Usati con buon senso, questi dati possono aiutare a capire le proprie abitudini. Usati male, possono generare ansia inutile.
Questo articolo non è un consiglio medico. I dati raccolti da telefoni e dispositivi indossabili non sono esami clinici: per qualunque dubbio sulla vostra salute, parlatene con il medico.
Cosa raccolgono, di solito
A seconda dei dispositivi che usate, Apple Health e Health Connect possono contenere:
- passi e distanza percorsa
- frequenza cardiaca
- pressione arteriosa, se usate un misuratore compatibile
- saturazione dell'ossigeno (SpO₂), su alcuni orologi
- calorie attive bruciate con il movimento
- allenamenti registrati
Cosa possono dire, e cosa no
Questi dati sono utili soprattutto per le tendenze: se vi muovete più o meno del mese scorso, se l'attività fisica è costante, come cambia il battito a riposo nel tempo. Un singolo valore anomalo, invece, può dipendere da mille fattori — un orologio allacciato male, un sensore sporco — e non va interpretato da soli. Se una tendenza vi preoccupa, portatela al medico.
Come li usa KidBox
Nella scheda salute di KidBox, se date il permesso, possono entrare automaticamente passi, battito, pressione, SpO₂, calorie attive, allenamenti e distanza da Apple Health o Health Connect.

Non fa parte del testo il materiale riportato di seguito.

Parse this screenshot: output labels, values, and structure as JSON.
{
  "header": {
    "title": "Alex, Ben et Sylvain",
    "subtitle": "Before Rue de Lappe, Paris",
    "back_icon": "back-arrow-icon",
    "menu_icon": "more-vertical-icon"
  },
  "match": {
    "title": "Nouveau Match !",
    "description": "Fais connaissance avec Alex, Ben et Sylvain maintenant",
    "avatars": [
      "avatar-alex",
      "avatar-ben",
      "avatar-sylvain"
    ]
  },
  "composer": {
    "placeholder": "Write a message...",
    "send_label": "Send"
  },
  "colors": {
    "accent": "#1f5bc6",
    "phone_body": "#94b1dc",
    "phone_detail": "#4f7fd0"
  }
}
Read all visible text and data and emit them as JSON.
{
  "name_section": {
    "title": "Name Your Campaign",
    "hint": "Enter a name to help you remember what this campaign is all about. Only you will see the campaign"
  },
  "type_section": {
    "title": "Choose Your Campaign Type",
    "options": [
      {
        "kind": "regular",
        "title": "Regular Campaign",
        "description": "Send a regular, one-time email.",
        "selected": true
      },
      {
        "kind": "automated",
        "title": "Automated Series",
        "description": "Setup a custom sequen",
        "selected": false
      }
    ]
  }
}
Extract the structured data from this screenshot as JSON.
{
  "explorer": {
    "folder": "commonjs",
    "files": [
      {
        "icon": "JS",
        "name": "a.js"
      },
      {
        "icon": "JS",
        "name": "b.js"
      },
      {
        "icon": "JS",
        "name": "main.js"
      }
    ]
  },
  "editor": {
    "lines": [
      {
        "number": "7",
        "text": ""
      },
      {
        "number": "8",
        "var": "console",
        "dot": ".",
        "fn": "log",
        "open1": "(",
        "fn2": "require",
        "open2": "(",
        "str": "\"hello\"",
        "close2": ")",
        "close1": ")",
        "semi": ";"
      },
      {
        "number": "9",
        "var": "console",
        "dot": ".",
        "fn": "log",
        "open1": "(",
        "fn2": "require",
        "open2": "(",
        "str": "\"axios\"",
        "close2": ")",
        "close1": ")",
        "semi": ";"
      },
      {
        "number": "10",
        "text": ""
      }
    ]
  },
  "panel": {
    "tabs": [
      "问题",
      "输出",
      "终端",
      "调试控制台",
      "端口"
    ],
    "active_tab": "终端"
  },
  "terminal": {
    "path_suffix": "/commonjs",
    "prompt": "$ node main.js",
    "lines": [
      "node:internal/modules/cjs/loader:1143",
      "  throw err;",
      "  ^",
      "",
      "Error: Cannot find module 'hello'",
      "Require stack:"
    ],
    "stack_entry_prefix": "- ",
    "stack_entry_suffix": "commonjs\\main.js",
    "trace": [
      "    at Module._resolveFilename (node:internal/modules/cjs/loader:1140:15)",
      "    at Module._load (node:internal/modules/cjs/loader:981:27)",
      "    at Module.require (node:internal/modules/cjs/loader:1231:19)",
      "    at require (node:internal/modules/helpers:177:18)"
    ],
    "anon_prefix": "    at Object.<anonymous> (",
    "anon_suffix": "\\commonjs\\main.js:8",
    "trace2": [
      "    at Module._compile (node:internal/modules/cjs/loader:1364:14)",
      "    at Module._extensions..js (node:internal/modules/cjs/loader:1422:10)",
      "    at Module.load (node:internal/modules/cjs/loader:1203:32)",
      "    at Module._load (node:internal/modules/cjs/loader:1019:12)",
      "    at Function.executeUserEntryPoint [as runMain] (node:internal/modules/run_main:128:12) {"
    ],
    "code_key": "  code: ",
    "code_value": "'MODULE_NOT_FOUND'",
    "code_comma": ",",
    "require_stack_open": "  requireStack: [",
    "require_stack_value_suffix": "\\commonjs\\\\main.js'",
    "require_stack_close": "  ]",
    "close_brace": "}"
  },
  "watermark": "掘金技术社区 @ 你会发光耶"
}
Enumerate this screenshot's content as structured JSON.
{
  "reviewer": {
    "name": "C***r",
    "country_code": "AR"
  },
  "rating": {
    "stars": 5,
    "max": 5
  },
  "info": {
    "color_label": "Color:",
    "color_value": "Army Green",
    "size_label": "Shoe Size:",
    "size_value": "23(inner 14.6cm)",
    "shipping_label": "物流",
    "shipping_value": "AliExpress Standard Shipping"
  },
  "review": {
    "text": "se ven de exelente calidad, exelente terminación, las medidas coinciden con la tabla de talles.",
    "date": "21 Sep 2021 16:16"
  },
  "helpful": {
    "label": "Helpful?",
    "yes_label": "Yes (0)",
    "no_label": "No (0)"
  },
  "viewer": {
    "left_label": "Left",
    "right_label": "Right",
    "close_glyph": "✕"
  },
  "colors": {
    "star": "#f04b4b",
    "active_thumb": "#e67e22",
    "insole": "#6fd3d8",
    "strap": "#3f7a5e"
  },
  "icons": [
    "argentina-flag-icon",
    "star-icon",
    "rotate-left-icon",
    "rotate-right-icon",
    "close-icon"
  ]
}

Il permesso si dà per ogni tipo di dato, e si può togliere in qualunque momento dalle impostazioni del telefono.
A cosa servono dentro l'app:
- vederli accanto al resto della storia sanitaria: visite, esami, cure
- con il piano Pro, il Piano Fitness usa gli allenamenti registrati per chiudere le sedute e preparare un report settimanale; ne parliamo in il piano fitness in famiglia
- sempre con il Pro, l'assistente può usarli come contesto quando glielo chiedete, scegliendo voi se condividere un riassunto o chiedere ogni volta
La privacy in famiglia
I dati di salute di un adulto sono suoi, anche in una famiglia che condivide tutto il resto. Qualche regola di buon senso:
- ognuno decide se collegare i propri dati, e quali
- i dati dei figli adolescenti sono una questione delicata: meglio parlarne con loro che attivarli in silenzio
- non usare i dati per controllare: i passi del partner non sono un argomento di discussione
Ne parliamo anche in perché i dati sanitari vanno cifrati.
Un uso sano
- Guardare le settimane, non i giorni
- Un obiettivo semplice, come camminare di più, invece di inseguire ogni numero
- Il medico per i dubbi, non i forum
- Spegnere le notifiche che creano ansia: nessuno ha bisogno di sapere il battito ogni ora
In sintesi
Il telefono raccoglie già passi, battito, pressione, ossigenazione, calorie e allenamenti. Servono per le tendenze, non per le diagnosi. In KidBox entrano solo con il vostro permesso, accanto alla storia sanitaria, e con il Pro alimentano il Piano Fitness e l'assistente. In famiglia ognuno decide dei propri dati. E per ogni dubbio, il medico.